More voters say Hillary Clinton is doing a good job, poll finds

WASHINGTON - Sen. Hillary Rodham Clinton had just smiled her way through a photo session with starstruck Capitol Hill interns when an aide handed her a ringing cell phone.

The news was good: The Senate would take up her amendment seeking money to hire more food inspectors. In the hubbub of Senate activity on this Friday before spring recess, the topic would barely rate notice with her colleagues.

But Clinton is beaming.

"There's a real problem with meat inspections, especially in New York," she said.

One hundred days into her Senate career, Clinton has made the unprecedented transformation from first lady to senator and emerged as a blend of celebrity, workhorse and policy wonk.

Still gawked at by tourists and pursued by reporters, she nonetheless has settled into her new role, recording nearly perfect attendance at committee hearings and embracing local issues, like trying to get government help for New York apple growers and naming a Manhattan courthouse after former Supreme Court Justice Thurgood Marshall.

"What you're seeing is who Hillary Clinton really is, and always was, which is a passionate policy person," said Lisa Caputo, her former White House press secretary. "She's just able to show it now."

Clinton, 53, got off to a stumbling start marked by repeated questions about her husband's presidential pardons and gifts taken from the White House. Although the U.S. attorney's office in Manhattan still is investigating the pardons, the questions have hit a lull.
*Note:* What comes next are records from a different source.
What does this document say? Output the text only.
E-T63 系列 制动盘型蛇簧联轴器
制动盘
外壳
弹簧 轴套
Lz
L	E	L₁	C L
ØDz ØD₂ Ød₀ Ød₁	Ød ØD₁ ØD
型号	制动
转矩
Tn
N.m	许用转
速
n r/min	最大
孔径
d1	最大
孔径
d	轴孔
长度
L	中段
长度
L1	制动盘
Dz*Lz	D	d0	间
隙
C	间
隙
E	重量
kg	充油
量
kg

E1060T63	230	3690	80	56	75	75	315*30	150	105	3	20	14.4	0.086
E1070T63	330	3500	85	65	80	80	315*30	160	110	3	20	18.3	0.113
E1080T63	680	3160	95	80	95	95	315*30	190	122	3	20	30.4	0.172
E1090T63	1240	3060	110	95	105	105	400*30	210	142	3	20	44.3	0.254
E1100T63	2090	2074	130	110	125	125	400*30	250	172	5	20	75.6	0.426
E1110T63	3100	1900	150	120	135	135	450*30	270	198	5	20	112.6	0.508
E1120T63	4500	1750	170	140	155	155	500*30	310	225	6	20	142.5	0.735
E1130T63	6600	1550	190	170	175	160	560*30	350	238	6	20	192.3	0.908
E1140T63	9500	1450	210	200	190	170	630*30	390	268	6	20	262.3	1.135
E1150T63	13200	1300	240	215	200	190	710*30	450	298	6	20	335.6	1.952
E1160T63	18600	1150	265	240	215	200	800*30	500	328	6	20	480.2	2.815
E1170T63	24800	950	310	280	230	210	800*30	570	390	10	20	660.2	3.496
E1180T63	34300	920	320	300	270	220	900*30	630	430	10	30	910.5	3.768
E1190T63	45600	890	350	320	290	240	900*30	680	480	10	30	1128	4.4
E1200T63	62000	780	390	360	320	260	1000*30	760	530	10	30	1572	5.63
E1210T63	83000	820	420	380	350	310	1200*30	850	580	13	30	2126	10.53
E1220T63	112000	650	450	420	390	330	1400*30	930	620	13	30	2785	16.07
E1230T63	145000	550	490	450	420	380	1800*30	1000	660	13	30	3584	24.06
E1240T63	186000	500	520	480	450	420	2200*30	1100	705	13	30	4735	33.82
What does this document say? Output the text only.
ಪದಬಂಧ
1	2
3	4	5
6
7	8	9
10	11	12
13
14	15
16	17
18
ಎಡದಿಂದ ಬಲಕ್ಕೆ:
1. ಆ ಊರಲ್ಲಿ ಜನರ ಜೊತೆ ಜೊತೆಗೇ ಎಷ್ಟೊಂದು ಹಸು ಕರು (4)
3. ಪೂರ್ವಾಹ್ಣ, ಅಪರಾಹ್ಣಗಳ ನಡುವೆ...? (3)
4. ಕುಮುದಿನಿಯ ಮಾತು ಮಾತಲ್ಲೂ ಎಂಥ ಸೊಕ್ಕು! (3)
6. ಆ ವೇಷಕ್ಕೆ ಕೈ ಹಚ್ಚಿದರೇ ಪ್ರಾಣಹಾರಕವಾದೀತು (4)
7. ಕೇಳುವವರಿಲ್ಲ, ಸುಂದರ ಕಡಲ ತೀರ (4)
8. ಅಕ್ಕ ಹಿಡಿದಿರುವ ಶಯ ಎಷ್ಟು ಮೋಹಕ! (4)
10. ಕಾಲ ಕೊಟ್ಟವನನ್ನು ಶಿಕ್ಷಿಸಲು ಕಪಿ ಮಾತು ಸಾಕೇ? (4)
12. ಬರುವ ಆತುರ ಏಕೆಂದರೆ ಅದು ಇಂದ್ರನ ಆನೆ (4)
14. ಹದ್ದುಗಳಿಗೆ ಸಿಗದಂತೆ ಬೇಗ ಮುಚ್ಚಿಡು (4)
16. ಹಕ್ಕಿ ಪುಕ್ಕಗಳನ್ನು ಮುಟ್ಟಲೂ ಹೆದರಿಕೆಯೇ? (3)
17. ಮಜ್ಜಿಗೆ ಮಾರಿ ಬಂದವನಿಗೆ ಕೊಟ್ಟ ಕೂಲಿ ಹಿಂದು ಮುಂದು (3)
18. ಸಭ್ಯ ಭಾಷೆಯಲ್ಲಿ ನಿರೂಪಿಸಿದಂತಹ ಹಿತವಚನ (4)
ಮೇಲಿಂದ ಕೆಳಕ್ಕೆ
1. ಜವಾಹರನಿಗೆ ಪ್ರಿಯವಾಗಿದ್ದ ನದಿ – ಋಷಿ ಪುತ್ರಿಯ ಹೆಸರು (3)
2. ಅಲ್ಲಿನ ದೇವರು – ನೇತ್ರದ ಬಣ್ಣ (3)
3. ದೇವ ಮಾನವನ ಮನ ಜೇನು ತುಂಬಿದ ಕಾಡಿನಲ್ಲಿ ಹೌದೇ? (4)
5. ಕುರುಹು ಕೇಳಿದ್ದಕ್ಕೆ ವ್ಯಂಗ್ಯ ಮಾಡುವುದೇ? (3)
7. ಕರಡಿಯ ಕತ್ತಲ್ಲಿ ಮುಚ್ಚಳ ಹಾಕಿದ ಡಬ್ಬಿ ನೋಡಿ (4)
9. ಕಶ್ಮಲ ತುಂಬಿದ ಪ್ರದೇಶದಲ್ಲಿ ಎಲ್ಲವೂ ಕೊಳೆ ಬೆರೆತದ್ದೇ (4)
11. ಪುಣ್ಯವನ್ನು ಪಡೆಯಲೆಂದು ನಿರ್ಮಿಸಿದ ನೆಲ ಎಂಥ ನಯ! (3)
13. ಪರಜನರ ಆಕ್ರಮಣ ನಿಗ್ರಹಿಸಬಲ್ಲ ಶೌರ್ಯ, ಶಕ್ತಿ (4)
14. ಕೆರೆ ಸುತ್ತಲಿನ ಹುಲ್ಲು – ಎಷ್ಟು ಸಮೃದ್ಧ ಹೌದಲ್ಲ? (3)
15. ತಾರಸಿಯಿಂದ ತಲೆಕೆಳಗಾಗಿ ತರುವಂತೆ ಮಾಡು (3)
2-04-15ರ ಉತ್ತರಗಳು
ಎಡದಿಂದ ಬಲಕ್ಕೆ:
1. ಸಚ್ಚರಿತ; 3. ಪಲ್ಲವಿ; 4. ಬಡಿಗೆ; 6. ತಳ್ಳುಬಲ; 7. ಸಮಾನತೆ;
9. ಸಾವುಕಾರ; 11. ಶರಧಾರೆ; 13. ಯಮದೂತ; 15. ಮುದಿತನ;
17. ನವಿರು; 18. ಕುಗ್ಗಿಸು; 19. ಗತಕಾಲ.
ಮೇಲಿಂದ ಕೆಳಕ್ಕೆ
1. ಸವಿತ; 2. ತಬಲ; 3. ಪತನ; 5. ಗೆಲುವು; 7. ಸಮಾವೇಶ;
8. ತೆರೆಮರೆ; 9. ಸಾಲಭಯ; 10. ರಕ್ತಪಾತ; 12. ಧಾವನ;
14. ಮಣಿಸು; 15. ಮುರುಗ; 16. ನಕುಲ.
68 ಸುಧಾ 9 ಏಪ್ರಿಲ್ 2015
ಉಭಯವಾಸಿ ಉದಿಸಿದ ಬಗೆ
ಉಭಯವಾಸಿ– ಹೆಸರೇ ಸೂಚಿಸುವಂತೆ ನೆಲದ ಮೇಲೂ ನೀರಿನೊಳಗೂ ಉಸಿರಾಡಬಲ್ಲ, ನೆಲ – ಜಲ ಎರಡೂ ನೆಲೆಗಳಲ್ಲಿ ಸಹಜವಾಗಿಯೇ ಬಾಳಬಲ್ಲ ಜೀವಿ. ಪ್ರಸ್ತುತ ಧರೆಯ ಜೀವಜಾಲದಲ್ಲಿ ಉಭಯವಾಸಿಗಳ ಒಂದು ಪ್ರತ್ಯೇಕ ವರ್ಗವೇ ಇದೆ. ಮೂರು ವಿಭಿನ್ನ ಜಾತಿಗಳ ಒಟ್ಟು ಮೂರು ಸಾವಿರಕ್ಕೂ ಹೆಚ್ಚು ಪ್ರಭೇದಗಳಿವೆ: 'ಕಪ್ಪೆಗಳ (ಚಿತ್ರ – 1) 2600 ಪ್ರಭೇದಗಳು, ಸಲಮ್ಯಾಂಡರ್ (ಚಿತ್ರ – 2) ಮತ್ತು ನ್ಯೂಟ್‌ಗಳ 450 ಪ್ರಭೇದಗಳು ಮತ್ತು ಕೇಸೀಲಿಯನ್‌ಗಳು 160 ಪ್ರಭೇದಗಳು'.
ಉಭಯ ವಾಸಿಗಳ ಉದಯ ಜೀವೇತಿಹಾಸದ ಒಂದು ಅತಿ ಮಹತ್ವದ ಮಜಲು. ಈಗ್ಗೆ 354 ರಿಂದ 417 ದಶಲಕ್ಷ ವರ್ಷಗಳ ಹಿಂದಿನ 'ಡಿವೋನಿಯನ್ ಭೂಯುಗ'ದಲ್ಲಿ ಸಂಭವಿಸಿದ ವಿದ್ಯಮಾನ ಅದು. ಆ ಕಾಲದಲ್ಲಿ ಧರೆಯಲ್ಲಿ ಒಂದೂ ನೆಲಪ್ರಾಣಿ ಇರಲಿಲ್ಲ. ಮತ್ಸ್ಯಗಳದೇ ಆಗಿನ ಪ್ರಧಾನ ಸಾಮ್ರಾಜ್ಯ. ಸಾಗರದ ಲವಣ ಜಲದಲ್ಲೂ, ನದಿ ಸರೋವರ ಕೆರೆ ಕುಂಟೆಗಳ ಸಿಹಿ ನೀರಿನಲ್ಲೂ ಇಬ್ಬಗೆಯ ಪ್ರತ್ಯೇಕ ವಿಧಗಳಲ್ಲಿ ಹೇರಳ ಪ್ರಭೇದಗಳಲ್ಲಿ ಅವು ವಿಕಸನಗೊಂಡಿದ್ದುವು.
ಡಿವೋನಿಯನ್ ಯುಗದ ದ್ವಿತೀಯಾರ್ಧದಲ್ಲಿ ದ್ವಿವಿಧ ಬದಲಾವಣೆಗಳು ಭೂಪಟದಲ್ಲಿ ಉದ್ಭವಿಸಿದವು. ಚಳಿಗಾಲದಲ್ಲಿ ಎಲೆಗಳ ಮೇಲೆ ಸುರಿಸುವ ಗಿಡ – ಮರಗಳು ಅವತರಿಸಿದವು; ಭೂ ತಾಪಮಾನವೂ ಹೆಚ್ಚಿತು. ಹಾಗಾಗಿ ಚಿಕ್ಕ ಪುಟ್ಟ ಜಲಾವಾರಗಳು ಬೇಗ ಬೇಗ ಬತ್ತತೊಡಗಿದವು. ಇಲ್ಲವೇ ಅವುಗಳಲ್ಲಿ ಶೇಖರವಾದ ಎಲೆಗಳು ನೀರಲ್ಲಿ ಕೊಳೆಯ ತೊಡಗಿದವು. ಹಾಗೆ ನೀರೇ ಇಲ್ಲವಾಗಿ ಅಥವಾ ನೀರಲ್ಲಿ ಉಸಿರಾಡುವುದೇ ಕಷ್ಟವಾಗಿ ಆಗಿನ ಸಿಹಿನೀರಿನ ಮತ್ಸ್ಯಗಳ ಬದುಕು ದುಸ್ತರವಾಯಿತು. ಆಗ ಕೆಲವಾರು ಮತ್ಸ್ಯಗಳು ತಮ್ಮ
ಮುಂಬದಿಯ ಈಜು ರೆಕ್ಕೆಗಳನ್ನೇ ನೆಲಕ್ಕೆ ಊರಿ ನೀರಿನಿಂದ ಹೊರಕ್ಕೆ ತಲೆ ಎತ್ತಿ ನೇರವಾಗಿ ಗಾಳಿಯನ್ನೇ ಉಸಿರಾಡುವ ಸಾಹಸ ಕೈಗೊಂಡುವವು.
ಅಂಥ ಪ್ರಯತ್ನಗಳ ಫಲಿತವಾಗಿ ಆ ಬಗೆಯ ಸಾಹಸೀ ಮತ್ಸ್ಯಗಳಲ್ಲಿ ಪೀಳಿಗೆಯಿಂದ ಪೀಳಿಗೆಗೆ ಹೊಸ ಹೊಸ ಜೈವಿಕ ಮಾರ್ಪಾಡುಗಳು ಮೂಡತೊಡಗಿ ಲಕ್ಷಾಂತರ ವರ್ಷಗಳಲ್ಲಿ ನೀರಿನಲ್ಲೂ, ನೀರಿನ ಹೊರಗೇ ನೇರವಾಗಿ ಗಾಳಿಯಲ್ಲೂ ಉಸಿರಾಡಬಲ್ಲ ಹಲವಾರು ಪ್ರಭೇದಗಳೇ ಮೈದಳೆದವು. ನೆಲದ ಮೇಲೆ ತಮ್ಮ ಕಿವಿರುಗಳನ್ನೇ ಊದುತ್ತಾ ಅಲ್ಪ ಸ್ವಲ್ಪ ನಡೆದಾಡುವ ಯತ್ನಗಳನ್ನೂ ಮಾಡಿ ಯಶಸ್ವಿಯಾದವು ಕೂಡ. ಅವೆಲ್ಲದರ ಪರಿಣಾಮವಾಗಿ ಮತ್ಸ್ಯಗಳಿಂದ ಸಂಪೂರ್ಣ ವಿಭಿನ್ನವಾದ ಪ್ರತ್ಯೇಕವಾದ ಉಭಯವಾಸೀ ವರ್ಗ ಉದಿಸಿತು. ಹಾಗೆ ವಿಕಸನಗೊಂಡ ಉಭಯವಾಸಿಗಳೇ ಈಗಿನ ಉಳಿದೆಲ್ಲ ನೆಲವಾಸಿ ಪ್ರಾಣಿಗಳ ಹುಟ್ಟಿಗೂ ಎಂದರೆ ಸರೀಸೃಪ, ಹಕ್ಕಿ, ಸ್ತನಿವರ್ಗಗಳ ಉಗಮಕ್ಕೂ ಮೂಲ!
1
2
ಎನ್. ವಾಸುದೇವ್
A Marist College poll released this week found that just 35 percent of New York voters think Clinton is doing either an excellent or a good job, but that was up from 30 percent in February.

Sipping hot tea from a Syracuse University mug in the freshly painted yellow office she inherited from Sen. Daniel Patrick Moynihan, Clinton said she was "looking forward, not backward."

She said her Senate career at the moment is about little victories.

"But they add up and they create a pattern," she said. "That's what I'm trying to do."